Flow cytometry analysis revealed peripheral blood T-cell activation after DC therapy. (A) Increased frequencies of HLA-DR– and PD-1–positive CD4+ T helper cells after DC therapy (n = 23). (B) Frequencies of HLA-DR– and PD-1–positive CD4+ T helper cells correlated (R² = 0.32; P = .0044) in week 6 (n = 23). (C) Increased frequencies of HLA-DR–, ICOS-, Ki-67–, PD-1–, PD-1– and Ki-67–, and CD39-positive CD4+ central memory T cells after DC therapy (n = 21). (D) Increased frequencies of HLA-DR– and CD39-positive CD4+ effector memory T cells after DC therapy (n = 23). (E) Increased frequencies of CD28-, CD39-, and LAG-3–positive CD4+ Temra T cells after DC therapy (n = 19). *P ≤ .05; **P ≤ .01; ***P ≤ .001. DC, dendritic cell; HLA-DR, human leukocyte antigen-DR isotype; ICOS, inducible T-cell costimulator.

FIG 3.

Flow cytometry analysis revealed peripheral blood T-cell activation and cytokine production upon coculture with the DC vaccine. (A) Increased frequencies of 4-1BB–, CD25-, CD69-, and ICOS-positive CD4+ T cells after a coculture with the DC vaccine (n = 12). (B) Increased frequencies of 4-1BB–positive CD8+ T cells after a coculture with the DC vaccine (n = 12). (C) Increased frequencies of CD107a-positive CD4+ T cells after a coculture with the DC vaccine (n = 12). (D) Increased frequencies of CD107a-positive, IFN-γ–positive, and co-expressing CD8+ T cells after a coculture with the DC vaccine (n = 12). *P ≤ .05; **P ≤ .01; ***P ≤ .001. DC, dendritic cell; ICOS, inducible T-cell costimulator.

FIG 4.

Case report of RT002. (A, B) Clinical course of patient RT002. Patient underwent a distal pancreatosplenectomy, adjuvant chemotherapy, and DC therapy.
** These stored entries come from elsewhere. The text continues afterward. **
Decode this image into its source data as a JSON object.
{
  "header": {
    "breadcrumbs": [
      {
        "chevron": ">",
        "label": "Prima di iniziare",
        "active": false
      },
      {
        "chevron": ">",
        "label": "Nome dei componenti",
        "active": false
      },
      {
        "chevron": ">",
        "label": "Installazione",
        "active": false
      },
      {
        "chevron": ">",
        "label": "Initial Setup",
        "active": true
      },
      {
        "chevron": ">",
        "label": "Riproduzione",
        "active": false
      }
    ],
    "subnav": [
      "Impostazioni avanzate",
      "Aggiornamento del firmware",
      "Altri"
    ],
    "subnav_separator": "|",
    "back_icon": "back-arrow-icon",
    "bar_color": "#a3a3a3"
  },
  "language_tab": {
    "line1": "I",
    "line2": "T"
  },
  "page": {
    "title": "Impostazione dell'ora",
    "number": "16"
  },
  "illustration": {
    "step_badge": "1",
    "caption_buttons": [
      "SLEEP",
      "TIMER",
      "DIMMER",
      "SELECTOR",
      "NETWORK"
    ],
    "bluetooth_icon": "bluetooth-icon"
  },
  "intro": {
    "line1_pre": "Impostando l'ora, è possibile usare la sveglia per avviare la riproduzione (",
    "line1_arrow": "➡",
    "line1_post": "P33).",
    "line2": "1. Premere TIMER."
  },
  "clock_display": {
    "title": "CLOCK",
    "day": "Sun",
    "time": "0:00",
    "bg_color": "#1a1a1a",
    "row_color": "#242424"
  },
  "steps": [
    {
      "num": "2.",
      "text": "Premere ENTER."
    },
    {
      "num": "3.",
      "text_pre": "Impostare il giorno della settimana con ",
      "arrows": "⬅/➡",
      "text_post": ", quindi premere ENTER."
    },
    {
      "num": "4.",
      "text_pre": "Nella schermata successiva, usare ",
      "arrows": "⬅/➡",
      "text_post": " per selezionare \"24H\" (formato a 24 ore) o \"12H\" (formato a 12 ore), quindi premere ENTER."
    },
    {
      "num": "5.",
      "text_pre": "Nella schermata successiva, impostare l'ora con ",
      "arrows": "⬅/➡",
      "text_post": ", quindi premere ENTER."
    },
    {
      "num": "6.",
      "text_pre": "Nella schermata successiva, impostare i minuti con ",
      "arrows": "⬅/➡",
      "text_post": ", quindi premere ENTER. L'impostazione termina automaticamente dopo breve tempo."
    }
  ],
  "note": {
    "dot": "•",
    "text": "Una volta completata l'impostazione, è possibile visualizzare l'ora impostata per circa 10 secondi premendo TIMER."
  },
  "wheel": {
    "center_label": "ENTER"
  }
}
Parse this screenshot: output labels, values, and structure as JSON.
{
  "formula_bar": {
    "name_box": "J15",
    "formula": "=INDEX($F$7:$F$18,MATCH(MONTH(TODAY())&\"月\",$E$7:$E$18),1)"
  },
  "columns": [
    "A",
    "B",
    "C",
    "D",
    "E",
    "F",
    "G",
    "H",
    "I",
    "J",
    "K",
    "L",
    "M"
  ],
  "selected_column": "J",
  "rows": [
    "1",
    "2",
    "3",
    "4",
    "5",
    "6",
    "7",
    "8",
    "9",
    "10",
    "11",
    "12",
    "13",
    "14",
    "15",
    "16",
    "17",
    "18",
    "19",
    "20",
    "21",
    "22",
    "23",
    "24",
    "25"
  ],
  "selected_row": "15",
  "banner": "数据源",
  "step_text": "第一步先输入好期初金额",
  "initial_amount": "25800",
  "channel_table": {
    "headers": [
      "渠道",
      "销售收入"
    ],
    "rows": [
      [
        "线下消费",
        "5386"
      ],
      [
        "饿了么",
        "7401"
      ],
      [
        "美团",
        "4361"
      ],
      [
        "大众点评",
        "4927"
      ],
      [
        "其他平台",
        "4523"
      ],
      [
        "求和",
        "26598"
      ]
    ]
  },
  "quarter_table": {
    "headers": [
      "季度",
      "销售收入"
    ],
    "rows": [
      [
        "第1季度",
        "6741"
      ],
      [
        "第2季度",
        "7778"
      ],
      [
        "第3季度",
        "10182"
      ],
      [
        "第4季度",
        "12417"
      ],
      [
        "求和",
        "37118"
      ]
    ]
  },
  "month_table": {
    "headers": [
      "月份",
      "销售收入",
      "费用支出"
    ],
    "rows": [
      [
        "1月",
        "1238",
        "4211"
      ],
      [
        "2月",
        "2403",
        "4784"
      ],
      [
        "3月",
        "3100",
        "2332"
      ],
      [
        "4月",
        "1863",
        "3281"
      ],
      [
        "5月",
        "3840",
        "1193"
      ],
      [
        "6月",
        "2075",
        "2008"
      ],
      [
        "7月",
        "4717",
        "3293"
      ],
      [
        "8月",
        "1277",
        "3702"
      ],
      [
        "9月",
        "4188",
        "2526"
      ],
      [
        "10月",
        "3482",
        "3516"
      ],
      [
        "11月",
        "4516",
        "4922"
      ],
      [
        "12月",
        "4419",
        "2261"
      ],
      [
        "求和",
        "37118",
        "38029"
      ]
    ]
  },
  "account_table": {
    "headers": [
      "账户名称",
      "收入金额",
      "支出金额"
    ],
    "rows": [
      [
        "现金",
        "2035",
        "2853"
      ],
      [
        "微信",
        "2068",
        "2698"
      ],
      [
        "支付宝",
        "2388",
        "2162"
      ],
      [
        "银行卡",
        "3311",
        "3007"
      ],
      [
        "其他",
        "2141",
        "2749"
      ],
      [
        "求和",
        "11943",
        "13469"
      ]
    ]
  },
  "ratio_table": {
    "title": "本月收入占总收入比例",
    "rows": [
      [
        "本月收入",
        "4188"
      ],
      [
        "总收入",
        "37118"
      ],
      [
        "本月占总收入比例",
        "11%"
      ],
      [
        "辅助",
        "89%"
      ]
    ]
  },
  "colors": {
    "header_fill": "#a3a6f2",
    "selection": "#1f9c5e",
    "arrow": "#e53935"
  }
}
Later, the patient underwent a lobectomy for a solitary lung metastasis. At data cutoff, she is alive without recurrence 57 and 22 months after pancreatectomy and lobectomy, respectively. (C) T-cell receptor sequencing of the primary tumor, the metastasis, and a DTH skin test and biopsy against the vaccine revealed 13 overlapping TCR clonotypes between the skin biopsy and the lung metastasis after DC therapy. (D) Immunohistochemistry staining revealed high infiltration of CD4+ T cells and, to a lesser extent, infiltration in CD8+ cells. DC, dendritic cell; DTH, delayed-type hypersensitivity; TCR, T-cell receptor.